日本大百科全書(ニッポニカ) 「地引網」の意味・わかりやすい解説
地引網
じびきあみ
網漁具の一種。漁具をさす場合の名称表記としては「地曳網(じびきあみ)」とするのが正しいが、一般には「地引網」の表記が通行している。ほかの引網類と同様、一袋両翼の網(袋状の網とその網口の左右につけた長い袖(そで)網からなる網)と引綱からなる。陸地を拠点として沖合いから網具を引き寄せ、陸岸に引き上げて、網に入った水産生物を漁獲する。操業方法には、1艘(そう)の網船で行う片手回しと、網船が2艘の双手(両手)(もろて)回しとがある。また、引き寄せるもの、船でかけ回して引き締めるもの、引網してから引き上げるものもあり、船引網類と似ているが、船に網を引き上げる船引網類に対し、地引網類は網を岸に引き寄せて漁獲する漁具である。
地こぎ網は地引網類の一つで、引網に先だちロープに威嚇具をつけた振縄(ぶりなわ)によって魚群を網の前面へ駆集し、魚群の網による包囲を効果的かつ容易にしておいて、地引網によって岸に引き寄せて漁獲するものである。陸岸への引き上げは、人力で引網されるもののほか、揚網ウィンチや各種の巻胴を使用することがある。
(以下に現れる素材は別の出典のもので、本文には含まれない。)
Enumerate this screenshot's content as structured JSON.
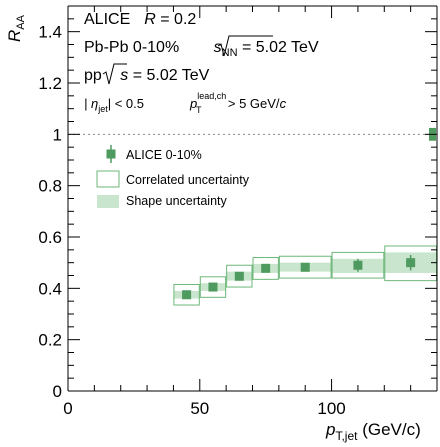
{
  "chart_data": {
    "type": "scatter",
    "xlim": [
      0,
      140
    ],
    "ylim": [
      0,
      1.5
    ],
    "x_ticks": [
      0,
      50,
      100
    ],
    "x_tick_labels": [
      "0",
      "50",
      "100"
    ],
    "y_ticks": [
      0,
      0.2,
      0.4,
      0.6,
      0.8,
      1,
      1.2,
      1.4
    ],
    "y_tick_labels": [
      "0",
      "0.2",
      "0.4",
      "0.6",
      "0.8",
      "1",
      "1.2",
      "1.4"
    ],
    "xlabel": {
      "main": "p",
      "sub": "T,jet",
      "unit": " (GeV/c)"
    },
    "ylabel": {
      "main": "R",
      "sub": "AA"
    },
    "grid": false,
    "reference_line": {
      "y": 1,
      "style": "dotted"
    },
    "annotations": {
      "line1_experiment": "ALICE",
      "line1_param": "R",
      "line1_value": " = 0.2",
      "line2_system": "Pb-Pb  0-10%",
      "line2_sqrt": "s",
      "line2_sub": "NN",
      "line2_value": " = 5.02 TeV",
      "line3_system": "pp",
      "line3_sqrt": "s",
      "line3_value": " = 5.02 TeV",
      "line4_eta": "| η",
      "line4_eta_sub": "jet",
      "line4_eta_cut": "| < 0.5",
      "line4_pt": "p",
      "line4_pt_sup": "lead,ch",
      "line4_pt_sub": "T",
      "line4_pt_cut": " > 5 GeV/",
      "line4_pt_unit": "c"
    },
    "legend": {
      "placement": "center-left",
      "entries": [
        "ALICE 0-10%",
        "Correlated uncertainty",
        "Shape uncertainty"
      ]
    },
    "colors": {
      "marker": "#4e9a5f",
      "correlated_box": "#6cb779",
      "shape_band": "#c9e5cd",
      "reference_line": "#888888"
    },
    "series": [
      {
        "name": "ALICE 0-10%",
        "points": [
          {
            "x": 45,
            "x_lo": 40,
            "x_hi": 50,
            "y": 0.375,
            "stat_err": 0.012,
            "corr_lo": 0.335,
            "corr_hi": 0.415,
            "shape_lo": 0.36,
            "shape_hi": 0.39
          },
          {
            "x": 55,
            "x_lo": 50,
            "x_hi": 60,
            "y": 0.405,
            "stat_err": 0.012,
            "corr_lo": 0.365,
            "corr_hi": 0.445,
            "shape_lo": 0.39,
            "shape_hi": 0.42
          },
          {
            "x": 65,
            "x_lo": 60,
            "x_hi": 70,
            "y": 0.447,
            "stat_err": 0.013,
            "corr_lo": 0.405,
            "corr_hi": 0.49,
            "shape_lo": 0.43,
            "shape_hi": 0.465
          },
          {
            "x": 75,
            "x_lo": 70,
            "x_hi": 80,
            "y": 0.478,
            "stat_err": 0.013,
            "corr_lo": 0.435,
            "corr_hi": 0.52,
            "shape_lo": 0.46,
            "shape_hi": 0.495
          },
          {
            "x": 90,
            "x_lo": 80,
            "x_hi": 100,
            "y": 0.482,
            "stat_err": 0.014,
            "corr_lo": 0.44,
            "corr_hi": 0.525,
            "shape_lo": 0.465,
            "shape_hi": 0.5
          },
          {
            "x": 110,
            "x_lo": 100,
            "x_hi": 120,
            "y": 0.49,
            "stat_err": 0.025,
            "corr_lo": 0.44,
            "corr_hi": 0.54,
            "shape_lo": 0.46,
            "shape_hi": 0.515
          },
          {
            "x": 130,
            "x_lo": 120,
            "x_hi": 140,
            "y": 0.5,
            "stat_err": 0.03,
            "corr_lo": 0.43,
            "corr_hi": 0.565,
            "shape_lo": 0.46,
            "shape_hi": 0.54
          }
        ]
      }
    ],
    "normalization_uncertainty": {
      "x": 140,
      "y_lo": 0.975,
      "y_hi": 1.025
    }
  }
}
地引網は江戸時代に全盛を誇った漁具で、潮流があまり速くない砂浜地帯の重要な漁業であったが、第二次世界大戦後、巾着(きんちゃく)網や底引網が各地の沖合いで漁獲することによる沿岸水産資源の減少、工場用地、港湾施設用地の造成による漁場の埋立て、沿岸域の汚染などによって魚群が陸岸近くまで来遊しにくくなり、大型の地引網をはじめとする各種地引網は衰退している。1972~1982年(昭和47~57)における主要な漁獲物はイワシ類、シラス、マアジ、サバ、ボラで、漁獲量はマイワシが増加していた。ほかは全魚種が減少し、全体としては1万3000トンから7000トンまでほぼ半減した。その後、漁獲量は減少し続け、1996年(平成8)に2502トン、2006年(平成18)には1025トンとなっている(農林水産省「平成18年漁業・養殖業生産統計年報」による)。着業統数も同じ傾向にあるが、一部では観光漁業として存続している地域もある。普通、袋網は円筒形または円錐(えんすい)形で、口径は6~9メートル、長さ20~40メートル、片袖の長さは90~200メートルのものが多く、その網裾(あみすそ)は離底しない。